Tales From a Banjo-Playing Man
ON days off, Tom borrows his parents' Chevette and drives to Seattle to play his five-string bluegrass banjo at the public market. That's where we're headed now. He's talking about either the opera or the opry, I'm not sure which. Whichever it is, it reminds him of a Grateful Dead concert he hitchhiked halfway up the East Coast to see. There was some misunderstanding and he ended up near the shore of Lake Erie instead of Philly (misunderstanding is Tom's word, not mine), with a couple dollars and no place to sleep. Nothing like this has ever happened to me, but it reminds me of the scenario I used to justify getting a credit card to my parents, who at that time still had to co-sign. Tom has no credit cards. ``Let's be realistic,' ' he says. ``It wasn't the greatest thing, but next morning the sun came up, just like it always does.''
We reach the market before anything's really going on there. I guess it's about nine, but my watch has stopped, so I ask Tom, forgetting that he doesn't wear one (``I keep all the time I need to with my foot''). He's already in the middle of another story anyway, this time about junior year abroad in Leningrad. ``I'd been there a long time. I'd stopped changing my clothes every day. But somehow they still knew I was a foreigner. They didn't know exactly where I was from, but they could tell by my shoes I wasn't from there. The Soviets have terrible shoes.'' He's wearing now, as he did then, black Keds hightops. ``They love Nike tennis shoes. They pronounce it so it rhymes with Mike. Nike. Unbelievably label conscious. Always wanted to know what's better, Land's End or L.L. Bean. How do you answer a question like that?''
Tom wants to get a cup of coffee before he plays, besides which, he doesn't know who has the first set this morning. There are lots of performers in the market, and rules about who can play where and when and for how long. Tom runs into someone he calls Donny, and Donny says he's up first, but maybe Tom would like to join him, he could use a banjo player. But Tom still wants a mocca grande at Starbuck's (he pronounces this ``mo-ka gran-day''), so Donny joins us instead.
We pass Ramblin' Rex, who's playing a steel guitar and singing about the woman he loved who ran away with another man. ``We got the Park Place Blues right here,'' he announces. Tom knows him and we stop for a listen. ``This is the guy I was telling you about,'' says Tom, nudging me to take a picture. Eventually, we each drop a dollar in his guitar case and continue along.
This sparks another round of anecdotes: Tom tells me about some of the things that have landed in his own case instead of money, like telephone numbers written on matchbooks, and once, inexplicably, a half of a Norwegian lox.

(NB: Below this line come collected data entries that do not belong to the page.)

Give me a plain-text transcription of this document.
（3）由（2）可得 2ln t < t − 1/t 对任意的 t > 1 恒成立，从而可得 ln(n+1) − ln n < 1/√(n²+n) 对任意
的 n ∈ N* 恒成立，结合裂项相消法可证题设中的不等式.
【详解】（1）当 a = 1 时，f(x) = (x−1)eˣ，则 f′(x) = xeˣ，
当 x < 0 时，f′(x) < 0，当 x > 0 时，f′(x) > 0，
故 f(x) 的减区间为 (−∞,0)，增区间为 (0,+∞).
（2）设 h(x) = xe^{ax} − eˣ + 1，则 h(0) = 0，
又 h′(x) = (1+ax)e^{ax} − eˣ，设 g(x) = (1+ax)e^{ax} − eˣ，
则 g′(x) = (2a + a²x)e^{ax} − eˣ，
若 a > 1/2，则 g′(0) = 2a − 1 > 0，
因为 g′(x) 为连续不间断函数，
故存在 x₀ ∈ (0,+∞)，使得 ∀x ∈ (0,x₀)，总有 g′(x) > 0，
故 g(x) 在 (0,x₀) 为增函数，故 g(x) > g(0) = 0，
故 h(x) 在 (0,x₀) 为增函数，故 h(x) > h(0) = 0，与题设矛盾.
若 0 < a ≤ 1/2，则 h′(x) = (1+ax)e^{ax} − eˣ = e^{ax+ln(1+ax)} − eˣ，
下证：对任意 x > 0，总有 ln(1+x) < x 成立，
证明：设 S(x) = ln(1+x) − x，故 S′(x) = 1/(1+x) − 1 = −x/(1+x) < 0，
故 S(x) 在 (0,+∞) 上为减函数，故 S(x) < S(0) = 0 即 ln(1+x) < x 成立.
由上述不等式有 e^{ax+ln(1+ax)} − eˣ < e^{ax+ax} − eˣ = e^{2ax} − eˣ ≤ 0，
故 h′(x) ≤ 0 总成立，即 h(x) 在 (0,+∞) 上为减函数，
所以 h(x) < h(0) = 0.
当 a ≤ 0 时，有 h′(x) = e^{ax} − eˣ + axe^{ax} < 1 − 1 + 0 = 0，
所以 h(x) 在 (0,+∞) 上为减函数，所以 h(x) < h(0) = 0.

He then adds, ``One thing people always ask me when I'm playing is: `Where'd you learn how to pick a banjo like that?' I could tell them anything. If I say Washington, D.C., they nod their heads and say, `Ohhh,' like that means something. Then somebody says, `My uncle plays banjo.' It's important that I know that before my next song. Sometimes you get people from Texas and they'll dance. Texans love to dance.'' Tom mimics, in a drawl: ``I just came from Austin today and here's this guy takin' me back ho me already.''
A SITAR player is sitting cross-legged on a little woven rug next to a doorway, and we wait for a moment. An older gentleman walking by asks, ``What's he playing, there?'' Tom answers that it's a sitar. ``Ohhh, a guitar. Funny looking guitar.'' Somebody comes up to Tom. ``Can I borrow a dollar for the next hour, man?'' Tom gives it to him. Another street musician; they hang together.

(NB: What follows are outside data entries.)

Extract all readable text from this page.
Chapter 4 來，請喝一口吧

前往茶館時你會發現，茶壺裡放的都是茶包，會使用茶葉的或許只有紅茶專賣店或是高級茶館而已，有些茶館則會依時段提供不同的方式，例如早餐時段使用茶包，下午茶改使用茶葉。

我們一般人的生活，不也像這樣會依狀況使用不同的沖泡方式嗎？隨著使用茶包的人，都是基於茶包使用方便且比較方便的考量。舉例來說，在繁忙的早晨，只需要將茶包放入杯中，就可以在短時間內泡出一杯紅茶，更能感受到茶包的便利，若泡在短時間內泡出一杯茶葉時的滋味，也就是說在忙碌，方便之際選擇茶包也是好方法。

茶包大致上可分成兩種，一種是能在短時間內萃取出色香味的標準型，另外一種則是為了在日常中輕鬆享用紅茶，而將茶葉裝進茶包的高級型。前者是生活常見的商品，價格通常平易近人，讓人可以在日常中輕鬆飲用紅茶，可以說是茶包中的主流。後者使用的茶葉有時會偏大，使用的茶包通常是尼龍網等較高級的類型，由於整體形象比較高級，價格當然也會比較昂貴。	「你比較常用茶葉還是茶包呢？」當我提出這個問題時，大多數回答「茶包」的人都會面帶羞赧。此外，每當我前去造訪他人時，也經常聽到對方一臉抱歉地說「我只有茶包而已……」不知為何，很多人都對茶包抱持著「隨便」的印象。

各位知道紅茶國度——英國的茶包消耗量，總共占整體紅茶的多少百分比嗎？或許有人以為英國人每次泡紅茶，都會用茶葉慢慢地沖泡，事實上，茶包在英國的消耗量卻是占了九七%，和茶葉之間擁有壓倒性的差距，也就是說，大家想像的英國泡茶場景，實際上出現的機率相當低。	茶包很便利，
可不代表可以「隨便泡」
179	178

Outside Starbuck's Coffee Shop, two violinists have set up their music stands. They attach clothespins to the music to keep the pages from blowing. ``We're going to do a Pleyel duet,'' says one of them, and then adds, quietly, to his companion, ``Repeat the C Major section.'' They begin to play. A GMC Sierra Grande (Sierra Gr-an-day?) pickup with a plexiglass top over its bed and a McHugh's Traveland sticker on the back starts up loudly on the street behind us. It's been wedged in by other parked cars, so it takes a lot of maneuvering and revving of the engine for it to get out of there. One of the violinists drops his bow. A harmonica player blasts by.

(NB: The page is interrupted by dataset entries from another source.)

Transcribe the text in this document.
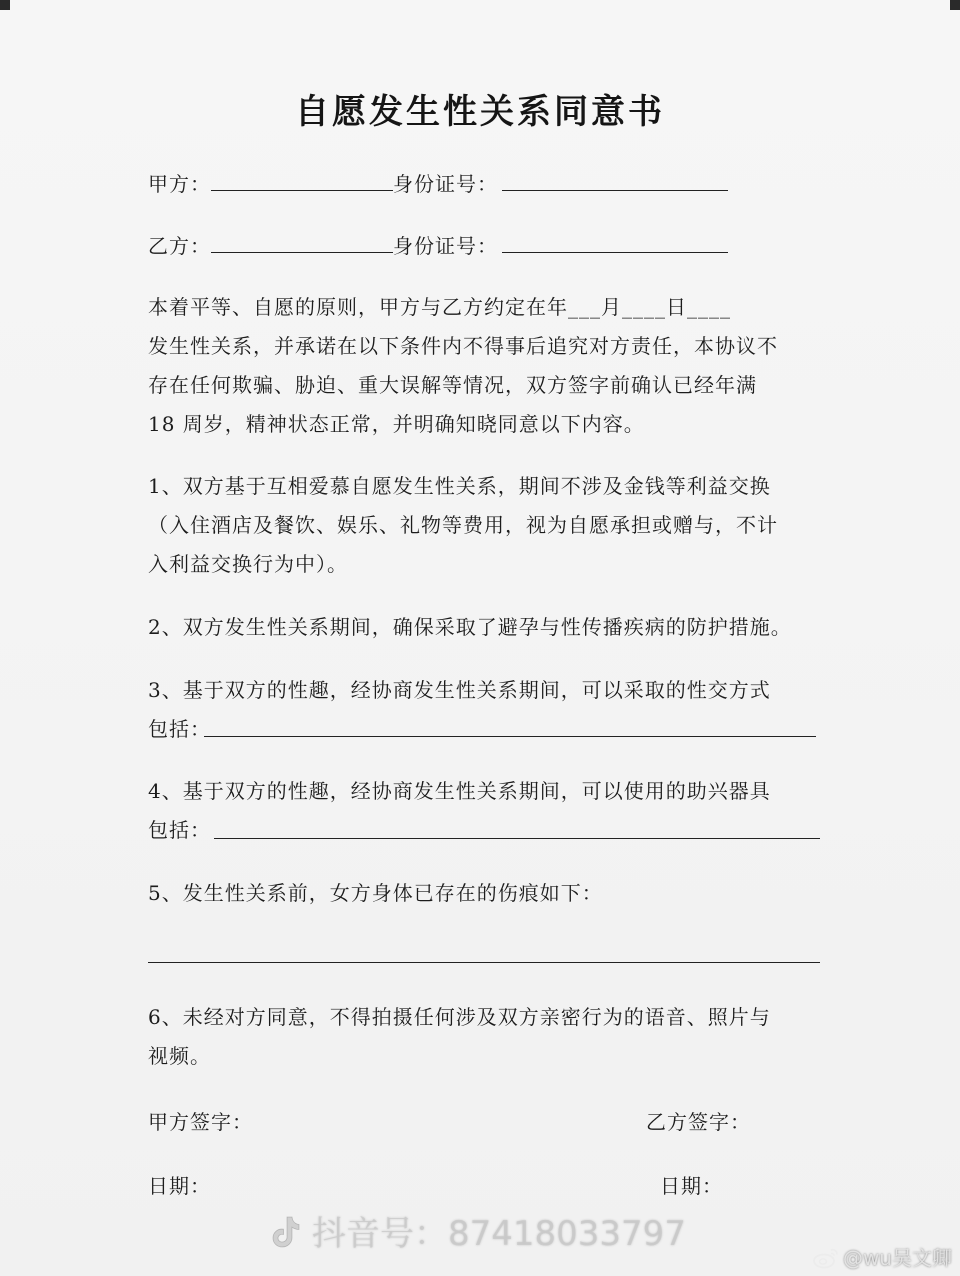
自愿发生性关系同意书
甲方：	身份证号：
乙方：	身份证号：
本着平等、自愿的原则，甲方与乙方约定在年___月____日____
发生性关系，并承诺在以下条件内不得事后追究对方责任，本协议不
存在任何欺骗、胁迫、重大误解等情况，双方签字前确认已经年满
18 周岁，精神状态正常，并明确知晓同意以下内容。
1、双方基于互相爱慕自愿发生性关系，期间不涉及金钱等利益交换
（入住酒店及餐饮、娱乐、礼物等费用，视为自愿承担或赠与，不计
入利益交换行为中）。
2、双方发生性关系期间，确保采取了避孕与性传播疾病的防护措施。
3、基于双方的性趣，经协商发生性关系期间，可以采取的性交方式
包括：
4、基于双方的性趣，经协商发生性关系期间，可以使用的助兴器具
包括：
5、发生性关系前，女方身体已存在的伤痕如下：
6、未经对方同意，不得拍摄任何涉及双方亲密行为的语音、照片与
视频。
甲方签字：	乙方签字：
日期：	日期：
抖音号：87418033797
@wu吴文卿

At Starbuck's, the conversation is noticeably slack. Donny eventually answers some question of mine by confiding: ``I've never heard of a street musician starving to death. I've heard of some losing a lot of weight, but never starving to death.''
After paying $2, mostly in pennies and nickels, for the coffee, Tom and Donny decide to play. The market is filling with people as they open their cases, take out their instruments, and tune up. They start with ``Nellie Kane,'' ``The Old, Old Home,'' ``Rank Stranger,'' and ``Pow Wow the Indian Boy.'' A man in a rugby shirt asks Tom if he knows ``The Beverly Hillbillies.'' I watch and listen for a while, and then I begin to wander on my own.